On Monday, the US sanctioned Turkey, a fellow Nato power, over its procurement of the Russian-made S-400 air defence missile system. Ankara first purchased the system in 2017, provoking much ire in Washington. The new sanctions are designed to avoid wider damage to Turkey's fragile economy, focusing instead on the country's defence establishment.
Sparing Turkey's economy gives both nations room for de-escalating tensions at some point in the future, and US State Department officials have said they hope the Turkish government will engage in finding a solution. Nonetheless, it is the most meaningful statement yet of American discontent at the direction in which Turkish President Recep Tayyip Erdogan has been taking his country. It is also perhaps the most significant rift to emerge within Nato in years.
In addition to the S-400, there is a host of other disagreements between the two countries. The US has also taken action against Turkish banks for helping Iran dodge American sanctions. Mr Erdogan has criticised US support for Israel, as well as Washington’s refusal to extradite Fethullah Gulen, a Turkish cleric whom Ankara blames for a coup attempt against Mr Erdogan in 2016.
Turkey also deeply opposes US support for the Syrian Kurdish YPG militia, a group that it deems a terrorist organisation. Since 2016, Turkey has on three separate occasions forayed into northern Syria to target the YPG, even as the group’s officers were supported by US military advisers and while it was playing an important role fighting extremists. This happened most recently last year, after which US President Donald Trump, who normally sought good relations with Turkey's Islamist president, threatened in a tweet to "obliterate the Economy (sic) of Turkey".
On top of this, Mr Erdogan's politics have alienated the EU. European leaders are preparing to place sanctions on Turkey, though they will not have the same bite as the American sanctions, given the dollar's supremacy in international markets. EU measures are expected to target people involved in Turkey's controversial energy exploration expeditions into the eastern Mediterranean earlier this year.
Mr Erdogan’s path renders such responses from great powers inevitable. It was not always this way – for a long time Turkey was seen as a reliable and vital Western ally. In the early days of Mr Erdogan's presidency, Turkish accession to the EU was a realistic and much-anticipated prospect. Today, it is at most a counterfactual thought experiment.
The damage to Turkey, as well as to the geopolitical interests of its Nato allies, from Ankara’s decline will be long-lasting unless Mr Erdogan’s course is reversed. In the meantime, it weakens the multilateral spirit needed to deal with issues like the migration crisis, in which Turkey plays a vital role, given its geographical location and generous hosting of an estimated 4 million refugees as of 2020.

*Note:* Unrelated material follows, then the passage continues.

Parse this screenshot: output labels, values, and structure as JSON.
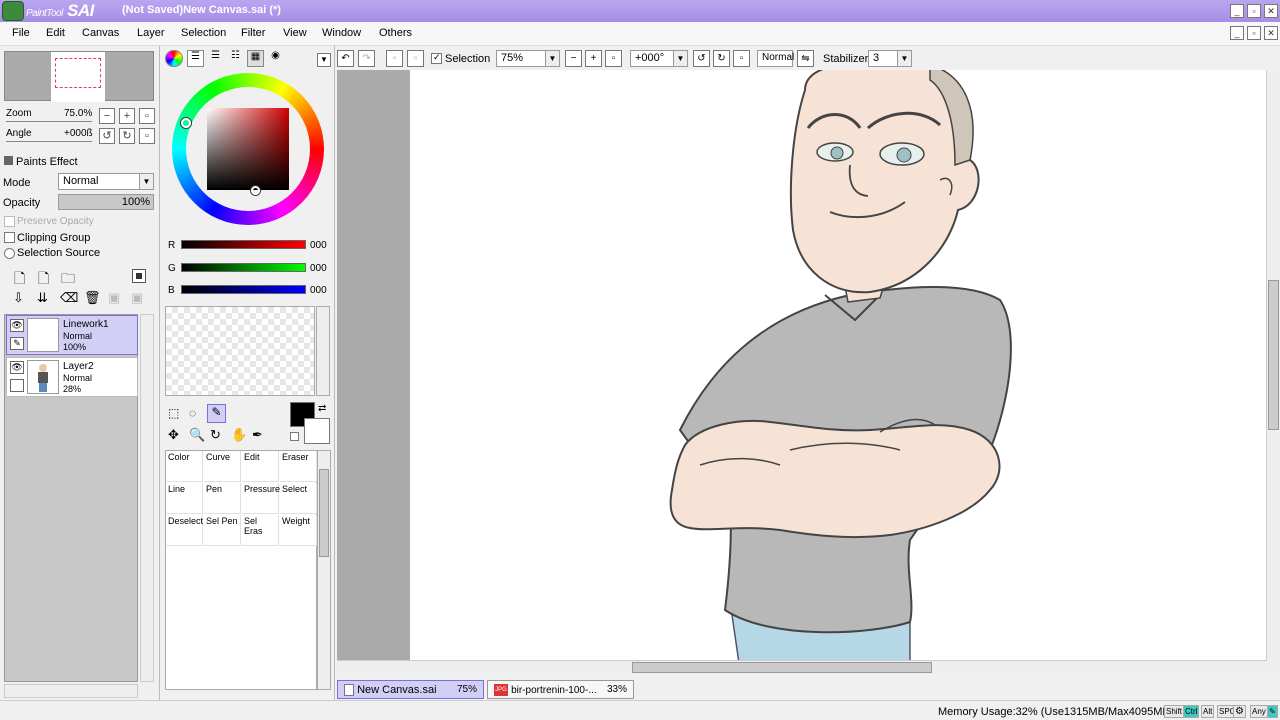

The West and the Middle East alike need Ankara’s constructive involvement in fighting international terrorism, revitalising the regional economy and creating a more stable and prosperous environment for the region’s people. That does not appear to be the path chosen by its current leadership. Turkey is a nation that straddles two continents, but it can offer nothing to either if its leaders insist upon setting it adrift.